Let $S\subset X^m$ and $T\subset Y^n$ be defined by the conditions $\det(f_i(x_j))\not=0$ and $\det(g_p(y_q))\not=0$. Embedd $U:=S^n\times T^m$ into $(X\times Y)^{mn}$ in the obvious way, and denote the $(i,p)$-th coordinate of $z\in(X\times Y)^{mn}$ by $z_{ip}=(x_{pi},y_{ip})$. Then $z$ is in $U$ iff $x_p\in S$ and $y_i\in T$ for all $(i,p)$, that is iff $$\det\Big(f_j(x_{pk})\Big)_{jk}\not=0\not =\det\Big(g_q(y_{ir})\Big)_{qr}$$ for all $(i,p)$. We claim that the validity of this double nonequality for all $(i,p)$ implies the nonequality $$\det\Big(f_i(x_{qj})\ g_p(y_{jq})\Big)_{(i,p)(j,q)}\not=0.$$ In view of the lemma, the theorem is equivalent to the claim. But the claim doesn't depend on the measures defined on $X$ and $Y$. As the theorem holds when $X$ and $Y$ are equipped with the counting measure (see the application of the "underlying lemma" at the beginning of the post), we are done.

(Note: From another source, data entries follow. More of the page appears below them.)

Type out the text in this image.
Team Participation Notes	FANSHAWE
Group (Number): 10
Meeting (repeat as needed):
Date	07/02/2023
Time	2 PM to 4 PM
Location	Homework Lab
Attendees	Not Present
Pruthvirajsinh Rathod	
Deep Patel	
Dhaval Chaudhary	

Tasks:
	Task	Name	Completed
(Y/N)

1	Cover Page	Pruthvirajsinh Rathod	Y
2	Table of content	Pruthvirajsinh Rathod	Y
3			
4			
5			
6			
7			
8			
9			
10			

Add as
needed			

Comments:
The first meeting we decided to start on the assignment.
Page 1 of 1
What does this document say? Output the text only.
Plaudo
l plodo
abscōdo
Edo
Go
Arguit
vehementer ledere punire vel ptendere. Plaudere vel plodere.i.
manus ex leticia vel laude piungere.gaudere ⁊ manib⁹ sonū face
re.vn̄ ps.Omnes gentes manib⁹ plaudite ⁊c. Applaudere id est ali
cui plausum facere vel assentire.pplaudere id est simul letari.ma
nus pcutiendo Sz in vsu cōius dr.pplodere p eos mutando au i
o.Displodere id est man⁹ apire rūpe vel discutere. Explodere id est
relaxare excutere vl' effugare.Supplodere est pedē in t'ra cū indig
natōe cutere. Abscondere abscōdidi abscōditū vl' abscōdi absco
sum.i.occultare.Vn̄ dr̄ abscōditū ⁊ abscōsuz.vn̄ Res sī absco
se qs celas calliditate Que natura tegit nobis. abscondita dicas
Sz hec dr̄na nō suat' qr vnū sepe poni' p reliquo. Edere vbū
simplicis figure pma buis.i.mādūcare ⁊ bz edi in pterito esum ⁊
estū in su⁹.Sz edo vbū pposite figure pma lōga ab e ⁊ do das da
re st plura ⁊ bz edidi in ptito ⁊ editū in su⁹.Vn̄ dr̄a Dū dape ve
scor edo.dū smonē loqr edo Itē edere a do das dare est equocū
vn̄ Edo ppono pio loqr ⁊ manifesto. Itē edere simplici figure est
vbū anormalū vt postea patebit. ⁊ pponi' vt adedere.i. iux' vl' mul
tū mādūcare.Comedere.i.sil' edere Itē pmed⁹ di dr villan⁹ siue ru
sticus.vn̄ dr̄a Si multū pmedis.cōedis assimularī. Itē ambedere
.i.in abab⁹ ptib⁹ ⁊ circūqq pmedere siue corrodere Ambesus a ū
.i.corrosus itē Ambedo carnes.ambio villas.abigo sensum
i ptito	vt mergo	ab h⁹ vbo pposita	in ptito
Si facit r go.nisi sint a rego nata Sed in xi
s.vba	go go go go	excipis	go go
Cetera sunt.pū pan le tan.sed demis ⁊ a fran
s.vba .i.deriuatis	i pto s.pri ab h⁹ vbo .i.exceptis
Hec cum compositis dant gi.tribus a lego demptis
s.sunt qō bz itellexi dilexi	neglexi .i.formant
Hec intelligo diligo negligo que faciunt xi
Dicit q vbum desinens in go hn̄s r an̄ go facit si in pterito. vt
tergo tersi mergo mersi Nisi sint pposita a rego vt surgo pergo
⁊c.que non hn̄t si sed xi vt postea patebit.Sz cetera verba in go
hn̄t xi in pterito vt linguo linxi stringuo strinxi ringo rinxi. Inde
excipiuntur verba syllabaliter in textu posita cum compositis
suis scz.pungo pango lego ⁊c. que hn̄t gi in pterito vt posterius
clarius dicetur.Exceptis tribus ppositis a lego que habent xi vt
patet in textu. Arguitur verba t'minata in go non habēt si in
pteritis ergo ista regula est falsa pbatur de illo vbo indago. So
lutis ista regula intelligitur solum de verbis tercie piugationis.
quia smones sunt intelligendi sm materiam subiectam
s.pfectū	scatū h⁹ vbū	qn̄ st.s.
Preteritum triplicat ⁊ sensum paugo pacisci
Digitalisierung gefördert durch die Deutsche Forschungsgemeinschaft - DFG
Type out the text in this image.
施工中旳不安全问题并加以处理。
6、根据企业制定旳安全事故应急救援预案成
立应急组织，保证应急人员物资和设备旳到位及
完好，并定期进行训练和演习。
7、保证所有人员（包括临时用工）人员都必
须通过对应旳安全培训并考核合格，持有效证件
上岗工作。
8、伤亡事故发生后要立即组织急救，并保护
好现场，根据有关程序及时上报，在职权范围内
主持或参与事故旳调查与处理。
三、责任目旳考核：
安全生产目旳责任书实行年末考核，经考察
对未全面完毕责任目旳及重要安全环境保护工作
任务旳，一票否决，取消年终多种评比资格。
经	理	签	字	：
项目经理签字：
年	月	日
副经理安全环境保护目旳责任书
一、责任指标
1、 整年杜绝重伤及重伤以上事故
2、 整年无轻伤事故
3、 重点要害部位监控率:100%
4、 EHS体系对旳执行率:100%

EDIT: Here is a cleaned-up and corrected version of this answer, based on Pierre-Yves' suggestion (thanks!). His answer above contains a much more complete version.
If $\sum_{i=1}^n a_{i} f_i \otimes g_i$ is not the zero element of $L^p(X) \otimes L^p(Y)$, we may assume without loss of generality that the $f_i$ are linearly independent. We can also assume that $a_1 \ne 0$ and $g_1 \ne 0$.
Suppose that the corresponding function $F(x,y) = \sum_{i=1}^n a_{i} f_i(x) g_i(y) = 0$ a.e. Since $g_1 \ne 0$, there is a measurable $B \subset Y$ of positive finite measure such that $\int_B g_1 \ne 0$ (the integral is finite by Hölder). Then by Fubini's theorem, for a.e. $x$ we have $$ 0 = \int_{B} F(x,y)dy = \sum_{i=1}^n a_i \left(\int_{B} g_i\right) f_i(x). $$ This contradicts the assumed linear independence of the $f_i$.